Prof. Dr. Tobias Döring

Researcher

Valentina Sophia Finger

 

Project Description

Our project sets out to explore the ways in which social vigilance is engineered, rehearsed, reflected and represented in the culture of the early modern English playhouse.

For such purposes, we argue, mirrors provide crucial instruments whenever they are used as props or tropes on the Elizabethan or Jacobean stage.

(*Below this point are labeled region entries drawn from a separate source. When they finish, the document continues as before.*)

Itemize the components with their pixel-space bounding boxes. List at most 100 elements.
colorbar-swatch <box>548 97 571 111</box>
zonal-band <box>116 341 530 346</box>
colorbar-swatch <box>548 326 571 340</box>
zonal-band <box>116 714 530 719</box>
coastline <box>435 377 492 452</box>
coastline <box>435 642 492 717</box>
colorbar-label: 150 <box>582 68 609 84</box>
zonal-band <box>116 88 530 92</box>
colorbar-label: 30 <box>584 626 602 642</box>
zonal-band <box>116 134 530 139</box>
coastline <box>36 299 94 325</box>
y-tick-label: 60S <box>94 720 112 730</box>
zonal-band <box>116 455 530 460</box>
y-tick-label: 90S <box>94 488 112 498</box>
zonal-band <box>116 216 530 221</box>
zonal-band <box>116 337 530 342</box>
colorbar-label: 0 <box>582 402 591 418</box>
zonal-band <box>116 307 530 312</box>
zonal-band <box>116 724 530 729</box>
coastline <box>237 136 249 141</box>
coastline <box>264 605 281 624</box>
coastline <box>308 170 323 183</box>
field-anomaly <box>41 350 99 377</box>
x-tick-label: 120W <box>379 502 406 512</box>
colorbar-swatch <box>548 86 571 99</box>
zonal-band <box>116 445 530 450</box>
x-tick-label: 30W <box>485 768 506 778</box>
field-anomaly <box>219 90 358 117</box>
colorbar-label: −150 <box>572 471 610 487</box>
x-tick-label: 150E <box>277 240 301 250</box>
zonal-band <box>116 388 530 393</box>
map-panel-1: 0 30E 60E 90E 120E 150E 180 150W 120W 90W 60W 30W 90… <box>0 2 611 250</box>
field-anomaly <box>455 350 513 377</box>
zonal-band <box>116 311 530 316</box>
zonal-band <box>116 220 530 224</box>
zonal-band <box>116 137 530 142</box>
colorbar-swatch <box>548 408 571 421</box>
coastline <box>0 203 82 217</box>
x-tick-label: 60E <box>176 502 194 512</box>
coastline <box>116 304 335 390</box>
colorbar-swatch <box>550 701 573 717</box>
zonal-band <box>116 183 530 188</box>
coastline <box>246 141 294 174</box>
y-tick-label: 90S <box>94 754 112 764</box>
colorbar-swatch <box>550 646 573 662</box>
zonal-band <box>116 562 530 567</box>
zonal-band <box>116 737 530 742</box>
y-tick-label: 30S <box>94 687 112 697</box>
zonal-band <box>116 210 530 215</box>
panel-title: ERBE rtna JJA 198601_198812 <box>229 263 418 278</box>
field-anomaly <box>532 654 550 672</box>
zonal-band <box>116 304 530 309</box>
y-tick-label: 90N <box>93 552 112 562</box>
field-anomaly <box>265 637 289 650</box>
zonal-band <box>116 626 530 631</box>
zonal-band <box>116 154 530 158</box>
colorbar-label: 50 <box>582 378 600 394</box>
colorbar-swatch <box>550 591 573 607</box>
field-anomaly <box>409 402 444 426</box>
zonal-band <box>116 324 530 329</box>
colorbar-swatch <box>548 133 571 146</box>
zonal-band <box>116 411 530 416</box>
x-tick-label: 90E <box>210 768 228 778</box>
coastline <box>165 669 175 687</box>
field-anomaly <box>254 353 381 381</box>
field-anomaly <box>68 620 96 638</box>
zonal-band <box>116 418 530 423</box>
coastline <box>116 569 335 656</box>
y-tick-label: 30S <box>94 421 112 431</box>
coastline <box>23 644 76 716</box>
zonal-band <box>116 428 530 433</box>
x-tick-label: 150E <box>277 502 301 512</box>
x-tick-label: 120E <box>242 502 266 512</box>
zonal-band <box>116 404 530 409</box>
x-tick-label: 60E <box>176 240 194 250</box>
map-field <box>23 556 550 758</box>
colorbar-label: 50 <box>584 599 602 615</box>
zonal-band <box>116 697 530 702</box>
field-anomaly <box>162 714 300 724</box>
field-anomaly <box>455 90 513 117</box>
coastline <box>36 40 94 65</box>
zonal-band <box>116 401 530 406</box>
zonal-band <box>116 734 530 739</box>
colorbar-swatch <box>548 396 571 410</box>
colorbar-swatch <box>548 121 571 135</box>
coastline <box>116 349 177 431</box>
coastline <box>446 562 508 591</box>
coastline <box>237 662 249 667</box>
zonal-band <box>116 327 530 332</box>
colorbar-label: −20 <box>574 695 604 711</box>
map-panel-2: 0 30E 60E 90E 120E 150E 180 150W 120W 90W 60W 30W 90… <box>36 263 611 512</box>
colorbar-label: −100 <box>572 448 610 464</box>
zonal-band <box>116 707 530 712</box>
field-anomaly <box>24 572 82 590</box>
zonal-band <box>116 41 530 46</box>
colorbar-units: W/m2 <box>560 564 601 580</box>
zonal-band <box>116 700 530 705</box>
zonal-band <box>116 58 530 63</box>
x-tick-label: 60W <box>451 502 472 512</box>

In dramatic representation and theatrical performance, mirrors point to processes of policy, control, surveillance and (self-)observation in the larger social sphere while they also offer means and metaphors for the theatre itself. Whether used as an actual stage prop – famously in Shakespeare’s Richard II and Macbeth – or discursively employed as a figure of speech – most notably in Hamlet –, the looking-glass is a specular object to engage with the promise and problem of (mutual) vision, visibility and scopic regimes.

What is more, historical as well as fictional accounts traditionally associate monarchs with mirrors, sovereign figures who are credited with notions of omniscience, omnipotence, and omnivoyance, often also intertwined with occult practices involving glasses and katoptric magic.

In the playhouse, therefore, such mirroring media and mirror moments are not only performed but potentially transformed into metatheatrical models, in turn reflecting the worldly impact of stage action itself.

As a consequence, staging mirrors in early modern theatre may potentially reclaim the charisma of sacred powers with which it enters into mimetic relations of imitation, rivalry and/or alliance.